Marty McGuire

Prologue: The Midland Area Community Foundation celebrated its 25th Anniversary in 1998. The Foundation had a desire to take part in a project for youth to mark the occasion. At the same time, a member of the Project Committee, Marty McGuire, had the vision for a skatepark to give skaters a place to call their own in Midland. In 1999, these two dreams met as the Trilogy Skatepark opened in Downtown Midland.

Marty McGuire – In His Own Words, Documented by Kevin LaDuke

“I came to Midland in 1977 to become the Supervisor of Recreation for the City of Midland. I was with the City for 30 years and went on to work at Dow Gardens afterward.

When I first came to the City, softball was a very big component of the Recreation Department. In my very first year, we hosted the Amateur Softball Association Men’s National Fastpitch Championship here. It was the first time a city of under 100,000 people had hosted. That was a pretty exciting thing, and we broke attendance records at the event. In 1979, we hosted again, and the local team, McArdle Pontiac-Cadillac, won the national title.

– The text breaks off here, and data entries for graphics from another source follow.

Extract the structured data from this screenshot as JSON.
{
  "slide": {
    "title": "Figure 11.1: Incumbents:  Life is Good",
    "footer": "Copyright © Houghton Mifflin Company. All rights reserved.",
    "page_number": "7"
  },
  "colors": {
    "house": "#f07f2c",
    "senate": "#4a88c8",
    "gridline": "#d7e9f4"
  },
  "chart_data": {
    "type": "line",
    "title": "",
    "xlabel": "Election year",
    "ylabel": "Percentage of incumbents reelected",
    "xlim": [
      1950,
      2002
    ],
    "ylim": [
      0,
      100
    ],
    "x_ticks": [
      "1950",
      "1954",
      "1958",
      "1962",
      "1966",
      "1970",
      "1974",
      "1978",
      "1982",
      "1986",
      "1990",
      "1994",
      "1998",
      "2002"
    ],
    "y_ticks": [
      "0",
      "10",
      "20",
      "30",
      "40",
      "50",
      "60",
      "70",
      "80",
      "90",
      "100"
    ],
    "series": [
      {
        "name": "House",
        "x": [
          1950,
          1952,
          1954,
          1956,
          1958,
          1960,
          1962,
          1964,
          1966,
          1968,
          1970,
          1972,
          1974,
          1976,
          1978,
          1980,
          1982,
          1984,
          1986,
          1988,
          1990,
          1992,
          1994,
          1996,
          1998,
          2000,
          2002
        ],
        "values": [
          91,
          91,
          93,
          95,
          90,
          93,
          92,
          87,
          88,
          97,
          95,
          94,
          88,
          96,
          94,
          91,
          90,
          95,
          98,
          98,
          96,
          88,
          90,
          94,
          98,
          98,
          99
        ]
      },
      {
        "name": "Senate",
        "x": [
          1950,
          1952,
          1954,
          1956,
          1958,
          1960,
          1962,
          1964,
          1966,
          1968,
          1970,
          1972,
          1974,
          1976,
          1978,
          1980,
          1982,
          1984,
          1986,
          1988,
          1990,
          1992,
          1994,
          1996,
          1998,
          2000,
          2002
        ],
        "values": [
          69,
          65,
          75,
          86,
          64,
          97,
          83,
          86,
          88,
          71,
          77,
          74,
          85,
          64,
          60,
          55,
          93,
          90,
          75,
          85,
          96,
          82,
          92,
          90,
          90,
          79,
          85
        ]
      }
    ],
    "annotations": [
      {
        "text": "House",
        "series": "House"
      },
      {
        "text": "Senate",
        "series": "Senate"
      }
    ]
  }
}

Tunes by the Tridge was developed with the Center for the Arts. It was originally put together by myself, Jennifer Adamcik, with the Downtown Development Authority, and a representative from the Midland Center for the Arts.

During my time with the City, we hosted the MichiTario Friendship Games between our community and Sarnia, Ontario, for probably about 20 years. The games featured competitions in track and field, billiards, bridge, and more.

I was also able to be a part of the new ice arena and the disc golf course. We even built the first dog park in Midland. We had a lot of interesting projects!

In the nineties, we identified an issue with skateboarding in the community. Skaters didn’t have a place of their own and they were skateboarding wherever they could find concrete. We knew that out west [in the United States], there were parks developed for them. I was on the Projects Committee at the Community Foundation and there was interest there for a project for youth. There were no permanent concrete skateparks in Michigan at the time. I did some more research and was able to connect with an architect by the name of Ken Wormhoudt from California. I was pleased to work with him, and we gained City Council approval.

Insuring the skatepark was a big challenge. It started out with, ‘You’re going to build what?’ Then, they finally came around and said they would allow it to be insured for an exorbitant amount of money, and everybody’s padding would have to be full-bodied. We continued to talk and did a lot of research on the parks in California and learned all kinds of new insurance terms like ‘assumed risk’ and all those kinds of things. We found out that in some circles, it was believed that the City had more liability without a park than it did with a park. We were allowing skating to happen, but without a park, we weren’t controlling it in any way, and so, if there were injuries, there was a school of thought that said we were more liable for injuries. We went through a long and convoluted process. We finally were able to get the costs to a reasonable number and said, ‘Okay. We’ll pay that the first year, but you need to guarantee us that you’ll experience rate us when there are no claims.’ They did, and we moved forward with insurance.

We started the park’s design process, and it was a fun one. There was a young guy at the time who worked for me named Bob Pierce. Bob was a skateboarder himself, knew a lot about skateboarding, and knew a lot about the skateboarders in the community. I got him involved, and he was kind of my advisor because I didn’t know much about it. We engaged with Ken Wormhoudt and his son, Zach, and they came to town one Saturday afternoon. We advertised wherever we could and invited the skateboarders to a meeting. Part of the Wormhoudt’s process was that they gave skateboarders clay, and they actually made clay models of the things that they’d like to see in the skate park – you know, the elements that they’d like to see. They took those back, designed the park from that meeting, and then came back and had another meeting with them and refined it. We really had buy-in from the skateboarders because it was their park. It was built by Gerace Construction, here in town. They worked with Ken and came up with a great product. The Trilogy Skatepark opened in Downtown Midland in 1999.

The Midland Area Community Foundation was a primary supporter of the project. They really got behind it and drove the idea. They assisted us with explaining the idea to the community and providing this space.

I want Midland to be a community that opens up opportunities for a wide variety of people. I think that’s what we were able to do with the Community Foundation and Trilogy Skatepark. The skateboarding population really was underserved at the time. Chippewa Banks Disc Golf Course was another project the Foundation assisted with, and it was not a real common area of recreation at the time. Then, the dog park, as well. If the community can see its way to do things for all segments of the population, I think that’s a great thing.”